Der minderjährige Viertbeschwerdeführer begründete seine neuerliche Antragstellung ebenfalls mit einer Verweigerung der Ableistung des Wehrdienstes; nächstes Jahr würde er das Alter erreichen, mit welchem er wehrpflichtig wäre, er wisse jedoch jetzt schon, dass er den Wehrdienst aufgrund seiner Religion als Zeuge Jehovas verweigern werde. Einen alternativen Dienst gebe es nicht, seitdem ihre Religion als extremistisch verboten worden wäre. Er habe Angst, dass er aufgrund seiner Verweigerung des Militärdienstes eine Haftstrafe von zwei bis fünf Jahren zu erwarten habe.

Im Rahmen ihrer niederschriftlichen Einvernahmen vom 17.09.2018 respektive 27.09.2018 gaben die Erst- und Zweitbeschwerdeführer gleichlautend an, dass sie seit der ersten Antragstellung Österreich nicht verlassen hätten und sie zum russischen Konsulat in XXXX gegangen wären, um sich einen russischen Pass ausstellen zu lassen. Sie wären auch bei der ukrainischen Botschaft in XXXX gewesen, und sei ihnen dort gesagt worden, dass sie die ukrainische Staatsbürgerschaft anerkennen würden, diese jedoch bestätigt werden solle. Dafür müssten sie in die Ukraine fahren und sich anmelden.

Auf Grundlage ihres russischen Inlandspasses hätten sie nunmehr russische Reisepässe ausgestellt bekommen. Im Mai oder Juni 2018 hätten sie die russischen Reisepässe beim Konsulat in XXXX beantragt und hätten sie (Erst- bis Drittbeschwerdeführer) diese im Juli 2018 bekommen, die beiden minderjährigen Kinder können die Pässe erst bekommen, wenn die Eltern die Pässe bereits erhalten hätten. Sie wollen russische Staatsbürger und nicht ukrainische Staatsbürger sein, da sie noch Immobilien auf der Krim besäßen und diese nur nach russischem Recht verkaufen könnten. Sie würden von der Volkgruppe her Russen sein und würden russisch sprechen. Mittlerweile sei die russische Sprache in der Westukraine verboten und wolle man diese in ganz Ukraine verbieten, solange der Krieg in Donbass herrsche. Es gebe in der Ukraine sehr viele Nationalisten, die gegen Russland sehr negativ eingestellt seien, somit würden sie als Krimbewohner als Extremisten angesehen werden.
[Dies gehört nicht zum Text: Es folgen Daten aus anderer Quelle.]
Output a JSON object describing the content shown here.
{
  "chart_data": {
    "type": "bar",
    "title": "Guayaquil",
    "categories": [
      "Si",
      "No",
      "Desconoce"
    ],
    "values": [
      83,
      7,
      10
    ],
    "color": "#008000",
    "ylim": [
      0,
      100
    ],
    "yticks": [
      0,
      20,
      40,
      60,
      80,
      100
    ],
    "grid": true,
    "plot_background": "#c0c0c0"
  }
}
Außerdem stehe der Bruder des Erstbeschwerdeführers auf der Fahndungsliste des Geheimdienstes SBU und könnte es passieren, dass der Erstbeschwerdeführer als Geisel benutzt würde, um an den Bruder heranzukommen.

Auf der Krim wären zunächst nur russische Inlandspässe ausgestellt worden. Diese wären nötig gewesen, um alle Dokumente dem russischen Recht anzupassen. Erst später hätten die Behörden angefangen Reisepässe auszustellen, die Warteschlangen wären jedoch sehr groß gewesen. Sie selbst seien mit einem ukrainischen Reisepass nach Österreich gereist, da mit diesem die Reisefreiheit gewährleistet gewesen wäre, man hätte keine Zeit verloren, um ein Visum zu bekommen.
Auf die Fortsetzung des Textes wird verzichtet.